When schools returned on 8 March after they were closed due to the third national lockdown, it was expected that infection levels would rise as pupils, staff and parents started to mix again.

Testing has also been scaled up, with all students in secondary schools expected to complete three rapid Covid-19 tests on their return, spaced three to five days apart, then further tests twice a week.

The ONS said rates are likely to have fallen among older teenagers and young adults (school year 12 to age 34) as well as those aged 50 to 69, but the trend is uncertain for other age groups.

Estimates should be treated with caution

All figures are for infections reported by people in private households, not other settings such as hospitals and care homes.

The estimates should be treated with caution, the ONS said, as they are based on small sample sizes and have a higher degree of uncertainty than the figures for England as a whole.

About one in 340 people in private households in England had Covid-19 in the week to March 20 – unchanged on the previous week, and the lowest figure since the week to September 24 2020.

The ONS said the overall percentage of people in England testing positive “is likely to have levelled off”.

Professor James Naismith, from the University of Oxford, said: “Today’s ONS data are less reassuring than last week; they serve as a caution but not yet evidence we need to change course.”

He added: “What has to be understood is that the new variants are harder to control and it seems likely that the limited reopening of schools has started to show up in data.
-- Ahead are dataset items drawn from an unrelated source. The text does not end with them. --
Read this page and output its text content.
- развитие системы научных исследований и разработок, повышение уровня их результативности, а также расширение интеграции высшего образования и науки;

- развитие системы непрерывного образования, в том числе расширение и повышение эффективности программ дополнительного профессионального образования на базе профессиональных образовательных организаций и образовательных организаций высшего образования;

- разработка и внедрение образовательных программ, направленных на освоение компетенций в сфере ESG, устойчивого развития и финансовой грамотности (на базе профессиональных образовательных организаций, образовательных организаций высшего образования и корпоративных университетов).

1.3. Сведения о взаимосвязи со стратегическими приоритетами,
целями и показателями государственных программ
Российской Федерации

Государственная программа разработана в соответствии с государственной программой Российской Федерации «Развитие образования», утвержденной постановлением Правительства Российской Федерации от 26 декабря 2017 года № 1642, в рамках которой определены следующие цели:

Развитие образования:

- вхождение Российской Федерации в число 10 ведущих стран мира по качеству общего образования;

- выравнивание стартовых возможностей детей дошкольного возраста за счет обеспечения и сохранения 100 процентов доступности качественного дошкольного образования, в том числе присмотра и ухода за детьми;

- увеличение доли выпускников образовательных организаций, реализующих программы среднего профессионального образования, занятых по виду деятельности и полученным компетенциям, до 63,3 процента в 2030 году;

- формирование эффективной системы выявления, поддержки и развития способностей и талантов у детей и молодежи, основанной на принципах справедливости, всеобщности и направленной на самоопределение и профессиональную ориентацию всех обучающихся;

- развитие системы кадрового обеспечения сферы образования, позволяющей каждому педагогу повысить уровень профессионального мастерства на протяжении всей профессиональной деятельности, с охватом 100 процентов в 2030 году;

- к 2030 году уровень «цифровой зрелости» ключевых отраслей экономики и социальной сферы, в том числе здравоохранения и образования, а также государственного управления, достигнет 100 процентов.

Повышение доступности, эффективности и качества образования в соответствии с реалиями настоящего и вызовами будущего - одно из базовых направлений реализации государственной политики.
“Scotland has gone into this cycle first – its numbers levelled off around two weeks ago. Scotland should therefore be particularly closely watched with respect to decisions about further relaxation across the UK. If cases continue to rise in Scotland, it is safe to assume that this will happen everywhere else a week or two later.”

‘Guided by data not dates’

Prof Naismith continued: “When is too early to relax social restrictions? The governments in the UK have made clear they will be guided by data not dates. I am afraid this is correct, frustrating as it is.

“We seem unlikely to lower prevalence further and may be lucky to keep at current levels, although more outdoor living will help as the weather improves.

“Realistically, we only have the vaccines as a way out. The successful vaccination campaign has already saved lives.

“Even in a full-blown third wave, the number of hospitalisation and deaths for every thousand people who become infected would be much lower because of vaccination.

“However, no one who has not been vaccinated is entirely safe from serious illness and a large wave of infection in young people will lead to hospitalisations.”

Lawrence Young, professor of molecular oncology at Warwick Medical School, added: “It was inevitable that infections would start to level off and even increase as we ease from lockdown.

“We are just beginning to see the impact of students returning to school, particularly in Wales and Scotland where schools went back earlier.

“Every change as we slowly release from lockdown is likely to have an effect on the levels of infection. This is why the road map is taking a cautious approach – leaving gaps between each relaxation so that the impact on infections can be carefully monitored.”